Locals that act like locals? Check.
Sane OOP? Check.
Classes, constructors, easy access to class methods, iterators? Check, check, check, check, check.

I fucking hate ceremony. Configuration over convention is for cunts. And moonscript goes a long ways toward making lua less cunty.
If you've ever felt this way while using lua, please, give moonscript a try.

You'll regret it, but in a good way!

Comments
  • 5
    Stealing the last line for picking up babes
  • 1
    Hey fellow lua user!

    I use pure lua for games / love framework, so I have only scratched moonscripts, ill take a closer look though!
  • 0
    What are the problems you ran into lua with btw?
  • 1
    @dmoa

    Prototypes do fucky things to my headspace.

    I'm strongly visual so languages that let me fuck with scopes and 'implement my own OOP' cause me to mentally recurse until I run out of stack and crash.

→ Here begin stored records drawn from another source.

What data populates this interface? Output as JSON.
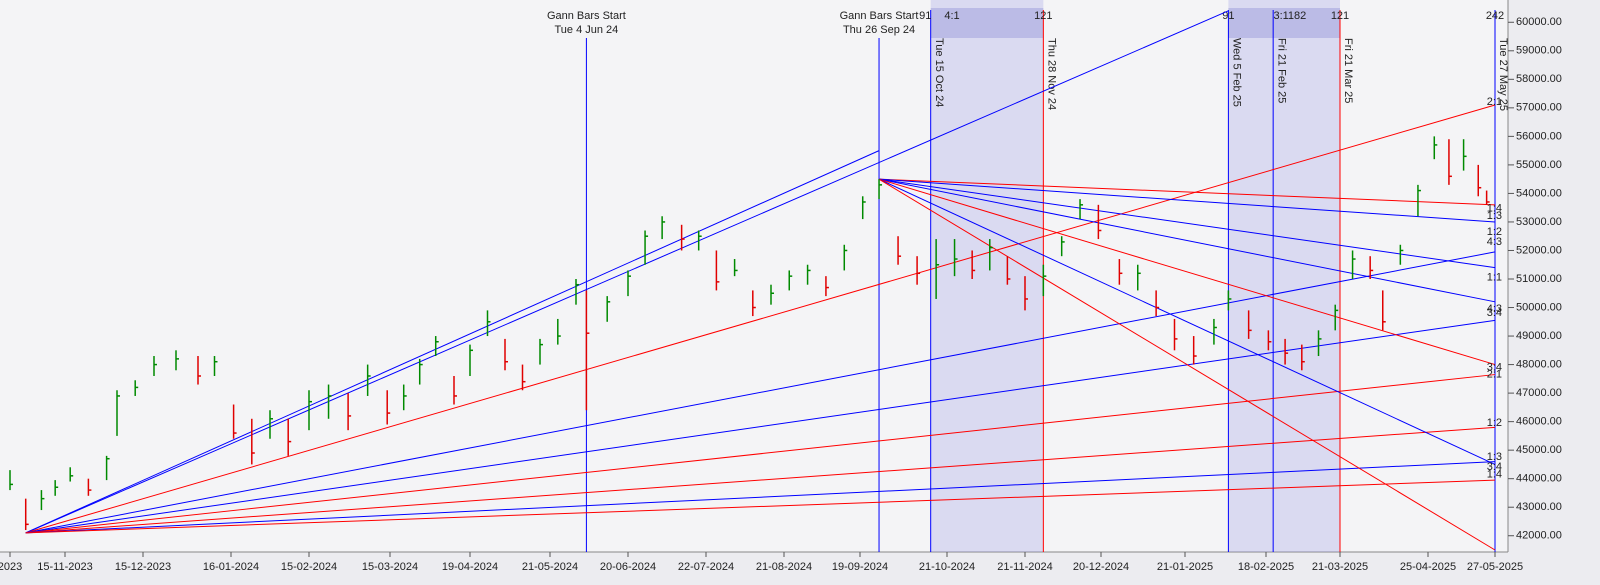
{
  "chart_data": {
    "type": "ohlc",
    "x": [
      "2023-10-18",
      "2023-10-26",
      "2023-11-03",
      "2023-11-10",
      "2023-11-17",
      "2023-11-24",
      "2023-12-01",
      "2023-12-05",
      "2023-12-12",
      "2023-12-19",
      "2023-12-27",
      "2024-01-04",
      "2024-01-10",
      "2024-01-17",
      "2024-01-24",
      "2024-01-31",
      "2024-02-07",
      "2024-02-15",
      "2024-02-22",
      "2024-02-29",
      "2024-03-07",
      "2024-03-14",
      "2024-03-21",
      "2024-03-28",
      "2024-04-04",
      "2024-04-12",
      "2024-04-19",
      "2024-04-26",
      "2024-05-03",
      "2024-05-10",
      "2024-05-17",
      "2024-05-24",
      "2024-05-31",
      "2024-06-04",
      "2024-06-12",
      "2024-06-20",
      "2024-06-27",
      "2024-07-04",
      "2024-07-12",
      "2024-07-19",
      "2024-07-26",
      "2024-08-02",
      "2024-08-09",
      "2024-08-16",
      "2024-08-23",
      "2024-08-30",
      "2024-09-06",
      "2024-09-13",
      "2024-09-20",
      "2024-09-26",
      "2024-10-03",
      "2024-10-10",
      "2024-10-17",
      "2024-10-24",
      "2024-10-31",
      "2024-11-07",
      "2024-11-14",
      "2024-11-21",
      "2024-11-28",
      "2024-12-05",
      "2024-12-12",
      "2024-12-19",
      "2024-12-27",
      "2025-01-03",
      "2025-01-10",
      "2025-01-17",
      "2025-01-24",
      "2025-01-31",
      "2025-02-05",
      "2025-02-12",
      "2025-02-19",
      "2025-02-26",
      "2025-03-05",
      "2025-03-12",
      "2025-03-19",
      "2025-03-26",
      "2025-04-02",
      "2025-04-07",
      "2025-04-14",
      "2025-04-21",
      "2025-04-28",
      "2025-05-05",
      "2025-05-12",
      "2025-05-19",
      "2025-05-23"
    ],
    "high": [
      44300,
      43300,
      43600,
      43950,
      44400,
      44000,
      44800,
      47100,
      47450,
      48300,
      48500,
      48300,
      48300,
      46600,
      46100,
      46400,
      46100,
      47100,
      47300,
      47000,
      48000,
      47100,
      47300,
      48200,
      49000,
      47600,
      48700,
      49900,
      48900,
      48000,
      48900,
      49600,
      51000,
      50600,
      50400,
      51300,
      52700,
      53200,
      52900,
      52700,
      52000,
      51700,
      50600,
      50800,
      51300,
      51500,
      51100,
      52200,
      53900,
      54500,
      52500,
      51800,
      52400,
      52400,
      52000,
      52400,
      51800,
      51100,
      51500,
      52500,
      53800,
      53600,
      51700,
      51500,
      50600,
      49600,
      49000,
      49600,
      50600,
      49900,
      49200,
      48900,
      48700,
      49200,
      50100,
      52000,
      51800,
      50600,
      52200,
      54300,
      56000,
      55900,
      55900,
      55000,
      54100
    ],
    "low": [
      43600,
      42200,
      42900,
      43400,
      43900,
      43400,
      43950,
      45500,
      46900,
      47600,
      47800,
      47300,
      47600,
      45400,
      44500,
      45400,
      44800,
      45700,
      46100,
      45700,
      46900,
      45900,
      46400,
      47300,
      48300,
      46600,
      47600,
      49000,
      47800,
      47100,
      48000,
      48700,
      50100,
      46400,
      49500,
      50400,
      51500,
      52400,
      52000,
      52000,
      50600,
      51100,
      49700,
      50100,
      50600,
      50800,
      50400,
      51300,
      53100,
      53800,
      51500,
      50800,
      50300,
      51100,
      51000,
      51300,
      50800,
      49900,
      50400,
      51800,
      53100,
      52400,
      50800,
      50600,
      49700,
      48500,
      48000,
      48700,
      49900,
      48900,
      48500,
      48000,
      47800,
      48300,
      49200,
      51000,
      51000,
      49200,
      51500,
      53200,
      55200,
      54300,
      54800,
      53900,
      53600
    ],
    "close": [
      43800,
      42400,
      43300,
      43700,
      44100,
      43600,
      44700,
      46900,
      47200,
      48000,
      48200,
      47600,
      48100,
      45600,
      44900,
      46100,
      45300,
      46700,
      46900,
      46200,
      47600,
      46300,
      46900,
      48000,
      48800,
      46900,
      48500,
      49500,
      48100,
      47400,
      48700,
      49000,
      50800,
      49100,
      50200,
      51100,
      52500,
      53000,
      52400,
      52500,
      50900,
      51300,
      50000,
      50500,
      51100,
      51300,
      50700,
      52000,
      53700,
      54300,
      51800,
      51200,
      51500,
      51700,
      51300,
      52100,
      51000,
      50300,
      51100,
      52300,
      53600,
      52700,
      51200,
      51200,
      50000,
      48900,
      48300,
      49300,
      50300,
      49200,
      48800,
      48400,
      48100,
      48900,
      49900,
      51700,
      51300,
      49500,
      52000,
      54100,
      55700,
      54600,
      55300,
      54200,
      53700
    ],
    "up_color": "#008a00",
    "down_color": "#e00000",
    "ylim": [
      41500,
      60500
    ],
    "yticks": [
      {
        "value": 42000,
        "label": "42000.00"
      },
      {
        "value": 43000,
        "label": "43000.00"
      },
      {
        "value": 44000,
        "label": "44000.00"
      },
      {
        "value": 45000,
        "label": "45000.00"
      },
      {
        "value": 46000,
        "label": "46000.00"
      },
      {
        "value": 47000,
        "label": "47000.00"
      },
      {
        "value": 48000,
        "label": "48000.00"
      },
      {
        "value": 49000,
        "label": "49000.00"
      },
      {
        "value": 50000,
        "label": "50000.00"
      },
      {
        "value": 51000,
        "label": "51000.00"
      },
      {
        "value": 52000,
        "label": "52000.00"
      },
      {
        "value": 53000,
        "label": "53000.00"
      },
      {
        "value": 54000,
        "label": "54000.00"
      },
      {
        "value": 55000,
        "label": "55000.00"
      },
      {
        "value": 56000,
        "label": "56000.00"
      },
      {
        "value": 57000,
        "label": "57000.00"
      },
      {
        "value": 58000,
        "label": "58000.00"
      },
      {
        "value": 59000,
        "label": "59000.00"
      },
      {
        "value": 60000,
        "label": "60000.00"
      }
    ],
    "xticks": [
      {
        "value": "2023-10-18",
        "label": "2023"
      },
      {
        "value": "2023-11-15",
        "label": "15-11-2023"
      },
      {
        "value": "2023-12-15",
        "label": "15-12-2023"
      },
      {
        "value": "2024-01-16",
        "label": "16-01-2024"
      },
      {
        "value": "2024-02-15",
        "label": "15-02-2024"
      },
      {
        "value": "2024-03-15",
        "label": "15-03-2024"
      },
      {
        "value": "2024-04-19",
        "label": "19-04-2024"
      },
      {
        "value": "2024-05-21",
        "label": "21-05-2024"
      },
      {
        "value": "2024-06-20",
        "label": "20-06-2024"
      },
      {
        "value": "2024-07-22",
        "label": "22-07-2024"
      },
      {
        "value": "2024-08-21",
        "label": "21-08-2024"
      },
      {
        "value": "2024-09-19",
        "label": "19-09-2024"
      },
      {
        "value": "2024-10-21",
        "label": "21-10-2024"
      },
      {
        "value": "2024-11-21",
        "label": "21-11-2024"
      },
      {
        "value": "2024-12-20",
        "label": "20-12-2024"
      },
      {
        "value": "2025-01-21",
        "label": "21-01-2025"
      },
      {
        "value": "2025-02-18",
        "label": "18-02-2025"
      },
      {
        "value": "2025-03-21",
        "label": "21-03-2025"
      },
      {
        "value": "2025-04-25",
        "label": "25-04-2025"
      },
      {
        "value": "2025-05-27",
        "label": "27-05-2025"
      }
    ],
    "gann_starts": [
      {
        "title": "Gann Bars Start",
        "date_label": "Tue 4 Jun 24",
        "date": "2024-06-04"
      },
      {
        "title": "Gann Bars Start",
        "date_label": "Thu 26 Sep 24",
        "date": "2024-09-26"
      }
    ],
    "zones": [
      {
        "start": "2024-10-15",
        "end": "2024-11-28"
      },
      {
        "start": "2025-02-05",
        "end": "2025-03-21"
      }
    ],
    "cycles": [
      {
        "date": "2024-10-15",
        "label": "Tue 15 Oct 24",
        "color": "#0000ff"
      },
      {
        "date": "2024-11-28",
        "label": "Thu 28 Nov 24",
        "color": "#ff0000"
      },
      {
        "date": "2025-02-05",
        "label": "Wed 5 Feb 25",
        "color": "#0000ff"
      },
      {
        "date": "2025-02-21",
        "label": "Fri 21 Feb 25",
        "color": "#0000ff"
      },
      {
        "date": "2025-03-21",
        "label": "Fri 21 Mar 25",
        "color": "#ff0000"
      },
      {
        "date": "2025-05-27",
        "label": "Tue 27 May 25",
        "color": "#0000ff"
      }
    ],
    "counters": [
      {
        "text": "91",
        "date": "2024-10-13"
      },
      {
        "text": "4:1",
        "date": "2024-10-23"
      },
      {
        "text": "121",
        "date": "2024-11-28"
      },
      {
        "text": "91",
        "date": "2025-02-05"
      },
      {
        "text": "3:1182",
        "date": "2025-02-28"
      },
      {
        "text": "121",
        "date": "2025-03-21"
      },
      {
        "text": "242",
        "date": "2025-05-27"
      }
    ],
    "fans": [
      {
        "origin": {
          "date": "2023-10-26",
          "price": 42100
        },
        "lines": [
          {
            "to": {
              "date": "2025-02-05",
              "price": 60400
            },
            "color": "#0000ff"
          },
          {
            "to": {
              "date": "2024-09-26",
              "price": 55500
            },
            "color": "#0000ff"
          },
          {
            "to": {
              "date": "2025-05-27",
              "price": 57100
            },
            "color": "#ff0000"
          },
          {
            "to": {
              "date": "2025-05-27",
              "price": 51950
            },
            "color": "#0000ff"
          },
          {
            "to": {
              "date": "2025-05-27",
              "price": 49550
            },
            "color": "#0000ff"
          },
          {
            "to": {
              "date": "2025-05-27",
              "price": 47650
            },
            "color": "#ff0000"
          },
          {
            "to": {
              "date": "2025-05-27",
              "price": 45800
            },
            "color": "#ff0000"
          },
          {
            "to": {
              "date": "2025-05-27",
              "price": 44600
            },
            "color": "#0000ff"
          },
          {
            "to": {
              "date": "2025-05-27",
              "price": 43950
            },
            "color": "#ff0000"
          }
        ]
      },
      {
        "origin": {
          "date": "2024-09-26",
          "price": 54500
        },
        "lines": [
          {
            "to": {
              "date": "2025-05-27",
              "price": 53600
            },
            "color": "#ff0000"
          },
          {
            "to": {
              "date": "2025-05-27",
              "price": 53000
            },
            "color": "#0000ff"
          },
          {
            "to": {
              "date": "2025-05-27",
              "price": 51400
            },
            "color": "#0000ff"
          },
          {
            "to": {
              "date": "2025-05-27",
              "price": 50200
            },
            "color": "#0000ff"
          },
          {
            "to": {
              "date": "2025-05-27",
              "price": 48000
            },
            "color": "#ff0000"
          },
          {
            "to": {
              "date": "2025-05-27",
              "price": 44500
            },
            "color": "#0000ff"
          },
          {
            "to": {
              "date": "2025-05-27",
              "price": 41500
            },
            "color": "#ff0000"
          }
        ]
      }
    ],
    "ratio_labels": [
      {
        "text": "2:1",
        "price": 57200
      },
      {
        "text": "1:4",
        "price": 53470
      },
      {
        "text": "1:3",
        "price": 53200
      },
      {
        "text": "1:2",
        "price": 52650
      },
      {
        "text": "4:3",
        "price": 52300
      },
      {
        "text": "1:1",
        "price": 51050
      },
      {
        "text": "4:3",
        "price": 49950
      },
      {
        "text": "3:4",
        "price": 49800
      },
      {
        "text": "3:4",
        "price": 47900
      },
      {
        "text": "2:1",
        "price": 47650
      },
      {
        "text": "1:2",
        "price": 45950
      },
      {
        "text": "1:3",
        "price": 44750
      },
      {
        "text": "3:4",
        "price": 44400
      },
      {
        "text": "1:4",
        "price": 44150
      }
    ]
  }
}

    I like to be able to look at something and know definitively what it does and where it belongs in relation to the rest of the source code, instead of the indirection of having to figure out what the meta table is doing in conjunction with the run time or state of the system (reasoning about the invisible is hard for me).

    I like to be able to debug my program, not my understanding of the tools. Like most programmers using garbage collected languages, I like my training wheels and safety helmet while I drool on my self and eat bugs all day.

    Jokes aside, it took me *ages* to grok closures, and it always seemed like when I asked I got some high brow fucky answer from some smug university cunt, until about a year ago someone said 'basically they are 1st class scopes'
  • 0
    @Wisecrack I can understand where you are coming from. I was kinda fine with scopes, but that’s just me. I like to use this classes ‘module’, which basically means I can do player = Player(arg1, arg2). That makes oop a lot easier for me to use
  • 0
    @dmoa

    Give moonscript a try.

    Almost an order of magnitude improvement in development speed now that I don't have to mess with metatables..always seemed fiddly to me.